Question

If in a $\Delta ABC$ ,a = 6 , b = 3 and cos ( A – B ) = $\dfrac{4}{5}$ then find its area ?

Answer 1

Hint: With the given details we can apply it in the formula \[\tan \left( {\dfrac{{A - B}}{2}} \right) = \sqrt {\dfrac{{1 - \cos \left( {A - B} \right)}}{{1 + \cos \left( {A - B} \right)}}} \]and we know that $\tan \left( {\dfrac{{A - B}}{2}} \right) = \dfrac{{a - b}}{{a + b}}\cot \dfrac{C}{2}$using which we can find the value of C and since its 90 degree we can find the area using the formula $\dfrac{1}{2}*base*height$.

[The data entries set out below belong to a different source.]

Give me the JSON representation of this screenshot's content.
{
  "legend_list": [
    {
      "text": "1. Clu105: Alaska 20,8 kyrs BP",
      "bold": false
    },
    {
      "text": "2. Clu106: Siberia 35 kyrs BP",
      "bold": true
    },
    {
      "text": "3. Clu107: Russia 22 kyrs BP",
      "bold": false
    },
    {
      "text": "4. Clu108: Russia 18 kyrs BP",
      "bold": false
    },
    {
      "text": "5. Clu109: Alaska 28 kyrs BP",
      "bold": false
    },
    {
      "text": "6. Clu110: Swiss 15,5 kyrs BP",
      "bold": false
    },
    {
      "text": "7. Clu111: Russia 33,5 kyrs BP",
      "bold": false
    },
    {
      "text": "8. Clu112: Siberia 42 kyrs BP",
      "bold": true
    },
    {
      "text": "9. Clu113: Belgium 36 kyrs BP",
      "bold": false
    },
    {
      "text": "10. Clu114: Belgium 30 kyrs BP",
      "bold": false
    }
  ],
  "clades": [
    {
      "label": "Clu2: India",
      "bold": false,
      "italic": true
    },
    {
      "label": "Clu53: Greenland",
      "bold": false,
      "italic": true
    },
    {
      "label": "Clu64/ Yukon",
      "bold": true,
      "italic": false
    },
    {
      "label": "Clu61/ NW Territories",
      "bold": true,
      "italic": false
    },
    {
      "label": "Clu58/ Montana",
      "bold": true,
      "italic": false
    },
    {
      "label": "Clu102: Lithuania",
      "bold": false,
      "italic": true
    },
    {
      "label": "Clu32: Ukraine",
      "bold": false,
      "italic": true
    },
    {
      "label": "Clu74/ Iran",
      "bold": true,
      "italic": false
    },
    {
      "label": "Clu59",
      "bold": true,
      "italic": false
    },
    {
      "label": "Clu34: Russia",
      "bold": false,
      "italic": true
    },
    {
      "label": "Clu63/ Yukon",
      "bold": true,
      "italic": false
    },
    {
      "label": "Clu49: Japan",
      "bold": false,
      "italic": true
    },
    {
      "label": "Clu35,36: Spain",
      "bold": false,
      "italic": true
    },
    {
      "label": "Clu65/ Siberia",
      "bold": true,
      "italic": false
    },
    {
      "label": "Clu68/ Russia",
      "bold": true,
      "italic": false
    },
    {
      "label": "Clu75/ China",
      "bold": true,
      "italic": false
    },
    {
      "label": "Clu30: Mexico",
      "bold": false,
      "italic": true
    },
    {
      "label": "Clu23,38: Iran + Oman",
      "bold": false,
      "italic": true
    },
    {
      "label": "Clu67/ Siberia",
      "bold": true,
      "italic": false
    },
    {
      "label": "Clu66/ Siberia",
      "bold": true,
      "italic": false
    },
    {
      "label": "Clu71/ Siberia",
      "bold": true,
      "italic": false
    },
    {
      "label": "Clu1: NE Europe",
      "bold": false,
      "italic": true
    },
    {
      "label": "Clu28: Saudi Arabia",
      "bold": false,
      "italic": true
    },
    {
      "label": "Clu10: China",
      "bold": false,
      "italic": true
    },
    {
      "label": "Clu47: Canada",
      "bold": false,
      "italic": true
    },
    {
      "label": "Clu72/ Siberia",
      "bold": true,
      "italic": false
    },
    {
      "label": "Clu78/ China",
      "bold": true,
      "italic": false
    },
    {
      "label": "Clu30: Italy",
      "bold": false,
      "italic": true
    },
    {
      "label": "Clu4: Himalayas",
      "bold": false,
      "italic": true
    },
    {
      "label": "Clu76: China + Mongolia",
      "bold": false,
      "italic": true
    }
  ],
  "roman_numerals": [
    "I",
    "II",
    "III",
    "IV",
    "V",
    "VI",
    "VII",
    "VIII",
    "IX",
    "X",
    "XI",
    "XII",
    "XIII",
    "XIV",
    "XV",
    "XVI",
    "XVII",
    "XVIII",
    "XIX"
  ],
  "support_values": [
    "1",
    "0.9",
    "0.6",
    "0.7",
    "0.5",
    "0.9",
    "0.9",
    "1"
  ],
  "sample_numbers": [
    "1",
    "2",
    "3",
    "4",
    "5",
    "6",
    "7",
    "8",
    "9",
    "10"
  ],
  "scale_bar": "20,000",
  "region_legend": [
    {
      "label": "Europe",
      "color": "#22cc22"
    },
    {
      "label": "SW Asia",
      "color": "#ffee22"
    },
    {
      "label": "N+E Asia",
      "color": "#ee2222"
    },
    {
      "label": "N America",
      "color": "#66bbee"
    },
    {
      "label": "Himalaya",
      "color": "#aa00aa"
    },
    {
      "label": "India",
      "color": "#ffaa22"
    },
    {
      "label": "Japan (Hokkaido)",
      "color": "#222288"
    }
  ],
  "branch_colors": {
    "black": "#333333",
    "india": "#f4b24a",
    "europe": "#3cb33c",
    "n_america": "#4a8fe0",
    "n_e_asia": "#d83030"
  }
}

Complete step-by-step answer:
We are given that a = 6 cm and b = 3 cm and cos ( A – B ) = $\dfrac{4}{5}$
We know that \[\tan \left( {\dfrac{{A - B}}{2}} \right) = \sqrt {\dfrac{{1 - \cos \left( {A - B} \right)}}{{1 + \cos \left( {A - B} \right)}}} \]
Now applying the given value we get,
$
\Rightarrow \tan \left( {\dfrac{{A - B}}{2}} \right) = \sqrt {\dfrac{{1 - \dfrac{4}{5}}}{{1 + \dfrac{4}{5}}}} \\
 \Rightarrow \tan \left( {\dfrac{{A - B}}{2}} \right) = \sqrt {\dfrac{{\dfrac{{5 - 4}}{5}}}{{\dfrac{{5 + 4}}{5}}}} \\
   \Rightarrow \tan \left( {\dfrac{{A - B}}{2}} \right) = \sqrt {\dfrac{1}{9}} = \dfrac{1}{3} \\
$
Using this we can substitute in the formula
$ \Rightarrow \tan \left( {\dfrac{{A - B}}{2}} \right) = \dfrac{{a - b}}{{a + b}}\cot \dfrac{C}{2}$
Substituting all the known values,
$
   \Rightarrow \dfrac{1}{3} = \dfrac{{6 - 3}}{{6 + 3}}\cot \dfrac{C}{2} \\
   \Rightarrow \dfrac{1}{3} = \dfrac{3}{9}\cot \dfrac{C}{2} \\
   \Rightarrow \dfrac{1}{3} = \dfrac{1}{3}\cot \dfrac{C}{2} \\
   \Rightarrow \cot \dfrac{C}{2} = 1 \\
   \Rightarrow \dfrac{C}{2} = {\cot ^{ - 1}}(1) = \dfrac{\pi }{4} \\
   \Rightarrow C = \dfrac{{2\pi }}{4} = \dfrac{\pi }{2} \\
$
From this we get that the angle C is a right angle
Therefore the triangle ABC is a right angle triangle , right angled at B

Therefore the area of the triangle = $\dfrac{1}{2}*base*height$ sq . units
=$\dfrac{1}{2}*a*b$
 =$\dfrac{1}{2}*6*3 = \dfrac{1}{2}*18 = 9sq.units$
Therefore the area of the triangle is 9 sq.units


Note: Here we get to know that it’s a right triangle hence we use the side AC as its height but if it is not an right triangle the altitude may vary.